A análise do percurso ambiental destinado para a Floresta com Araucária e o cultivo de erva-mate pode ser aprofundada quando realizada a partir da perspectiva dos Estudos CTS (BAZZO et al., 2003; BIJKER et al., 1987; BIJKER; PINCH, 2008; CALLON, 1987; DAGNINO et al., 1996; FEENBERG, 1992; KREIMER, 2007; LATOUR, 2012; MACKENZIE; WAJCMAN, 1996; MARX; SMITH, 1998; PRITCHARD, 2013; STEVEN YEARLEY, 2008; WINNER, 1980). É um campo que exige uma discussão interdisciplinar, a qual se desdobra de aspectos apresentados pelas Ciências Naturais e Sociais, acrescentando conhecimentos de outras naturezas, como os saberes tradicionais, a formação cultural e as questões político-econômicas.

As teorias e os conceitos dos Estudos CTS serviram de base para se analisar a trajetória da Floresta com Araucária e mais particularmente a erva-mate. Na perspectiva de abordagem sugerida para a história deste ecossistema, é possível acompanhar como se formaram as metas de desenvolvimento sociotécnico e as particularidades culturais e sociais ao longo dos anos.
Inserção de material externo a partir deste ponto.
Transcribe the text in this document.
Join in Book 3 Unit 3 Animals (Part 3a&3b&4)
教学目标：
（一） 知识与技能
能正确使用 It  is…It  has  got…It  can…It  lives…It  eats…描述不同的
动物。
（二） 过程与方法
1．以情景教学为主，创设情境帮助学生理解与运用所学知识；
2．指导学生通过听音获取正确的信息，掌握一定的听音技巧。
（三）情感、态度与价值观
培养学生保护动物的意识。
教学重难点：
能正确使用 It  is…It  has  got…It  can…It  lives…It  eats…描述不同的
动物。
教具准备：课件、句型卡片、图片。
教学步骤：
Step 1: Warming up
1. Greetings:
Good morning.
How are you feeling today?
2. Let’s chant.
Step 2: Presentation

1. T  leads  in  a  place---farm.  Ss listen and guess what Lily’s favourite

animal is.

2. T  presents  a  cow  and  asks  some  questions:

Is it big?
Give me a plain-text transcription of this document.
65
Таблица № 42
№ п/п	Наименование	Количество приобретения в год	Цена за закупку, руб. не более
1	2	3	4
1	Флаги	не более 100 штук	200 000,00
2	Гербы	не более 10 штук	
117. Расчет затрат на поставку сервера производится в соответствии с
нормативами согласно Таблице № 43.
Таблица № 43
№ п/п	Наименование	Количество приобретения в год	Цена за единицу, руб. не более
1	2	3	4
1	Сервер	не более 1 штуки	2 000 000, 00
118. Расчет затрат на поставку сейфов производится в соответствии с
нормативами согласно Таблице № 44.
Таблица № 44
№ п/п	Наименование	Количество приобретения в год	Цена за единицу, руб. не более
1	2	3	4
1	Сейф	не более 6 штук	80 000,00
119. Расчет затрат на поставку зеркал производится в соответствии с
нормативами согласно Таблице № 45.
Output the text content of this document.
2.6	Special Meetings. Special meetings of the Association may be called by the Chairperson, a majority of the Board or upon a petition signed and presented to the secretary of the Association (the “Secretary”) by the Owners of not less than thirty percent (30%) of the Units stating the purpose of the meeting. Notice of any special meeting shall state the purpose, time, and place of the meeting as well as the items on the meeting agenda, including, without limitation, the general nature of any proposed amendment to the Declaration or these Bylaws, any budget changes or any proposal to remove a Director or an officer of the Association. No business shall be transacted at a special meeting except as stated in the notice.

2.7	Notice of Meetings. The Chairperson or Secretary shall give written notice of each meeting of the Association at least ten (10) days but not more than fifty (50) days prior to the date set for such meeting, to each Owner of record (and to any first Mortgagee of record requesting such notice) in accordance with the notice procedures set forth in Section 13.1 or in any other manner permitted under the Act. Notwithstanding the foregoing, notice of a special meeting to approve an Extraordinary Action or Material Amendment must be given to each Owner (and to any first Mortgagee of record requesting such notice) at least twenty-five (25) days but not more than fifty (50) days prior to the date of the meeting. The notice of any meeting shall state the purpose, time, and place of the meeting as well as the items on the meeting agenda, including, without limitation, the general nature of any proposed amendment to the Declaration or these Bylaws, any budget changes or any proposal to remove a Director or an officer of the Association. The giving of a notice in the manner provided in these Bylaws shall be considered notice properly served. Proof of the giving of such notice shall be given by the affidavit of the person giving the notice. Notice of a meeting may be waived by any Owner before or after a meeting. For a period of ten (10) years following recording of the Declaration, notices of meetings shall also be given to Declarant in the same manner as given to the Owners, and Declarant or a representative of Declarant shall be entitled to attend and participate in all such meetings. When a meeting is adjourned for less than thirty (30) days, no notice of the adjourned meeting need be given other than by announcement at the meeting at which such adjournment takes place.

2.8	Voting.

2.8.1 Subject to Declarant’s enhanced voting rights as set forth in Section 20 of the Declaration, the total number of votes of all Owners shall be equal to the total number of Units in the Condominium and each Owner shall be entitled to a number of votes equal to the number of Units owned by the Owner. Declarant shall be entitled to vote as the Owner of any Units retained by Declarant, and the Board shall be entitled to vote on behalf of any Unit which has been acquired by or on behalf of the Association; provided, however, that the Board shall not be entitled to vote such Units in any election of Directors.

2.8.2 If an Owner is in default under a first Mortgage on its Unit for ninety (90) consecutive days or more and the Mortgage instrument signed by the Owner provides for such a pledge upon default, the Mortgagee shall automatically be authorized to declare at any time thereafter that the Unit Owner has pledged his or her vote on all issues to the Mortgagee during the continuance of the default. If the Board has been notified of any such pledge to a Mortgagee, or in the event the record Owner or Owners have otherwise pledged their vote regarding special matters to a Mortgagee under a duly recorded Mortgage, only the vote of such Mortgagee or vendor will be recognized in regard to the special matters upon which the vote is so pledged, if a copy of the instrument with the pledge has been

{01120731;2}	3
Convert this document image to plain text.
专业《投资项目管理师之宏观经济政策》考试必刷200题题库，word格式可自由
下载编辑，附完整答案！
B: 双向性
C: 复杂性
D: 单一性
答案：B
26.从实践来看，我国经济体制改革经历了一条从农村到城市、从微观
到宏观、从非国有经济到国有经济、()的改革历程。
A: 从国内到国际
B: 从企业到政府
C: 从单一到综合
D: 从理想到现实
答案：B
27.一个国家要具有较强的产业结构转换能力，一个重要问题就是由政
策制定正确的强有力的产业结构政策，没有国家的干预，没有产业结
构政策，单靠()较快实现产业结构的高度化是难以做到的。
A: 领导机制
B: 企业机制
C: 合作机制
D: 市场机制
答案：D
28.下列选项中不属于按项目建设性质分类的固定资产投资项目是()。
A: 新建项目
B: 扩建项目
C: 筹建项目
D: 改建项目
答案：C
Neste contexto, deparara-se com um grupo de conflitos e contradições que direcionaram os discursos para a criação de supostas benesses, concomitantemente com o desaparecimento de características naturais relevantes para a permanência da paisagem de florestas.

O panorama a ser explorado encontra-se nesta linha de raciocínio que privilegia os desencontros entre a preservação, a conservação, a exploração e a destruição de ecossistemas relevantes para a qualidade de vida dos seres vivos e as prerrogativas de um “desenvolvimento econômico” condutor do pensamento mítico da velha economia clássica.

Considera-se o papel de atores humanos interagindo com as técnicas, valores, tecnologias, elementos da natureza, os quais estão presentes nas dinâmicas da realidade do ecossistema. Questiona-se até que ponto as perspectivas de conservação da floresta e desenvolvimento territorial são viáveis tendo em vista o protagonismo do ator humano.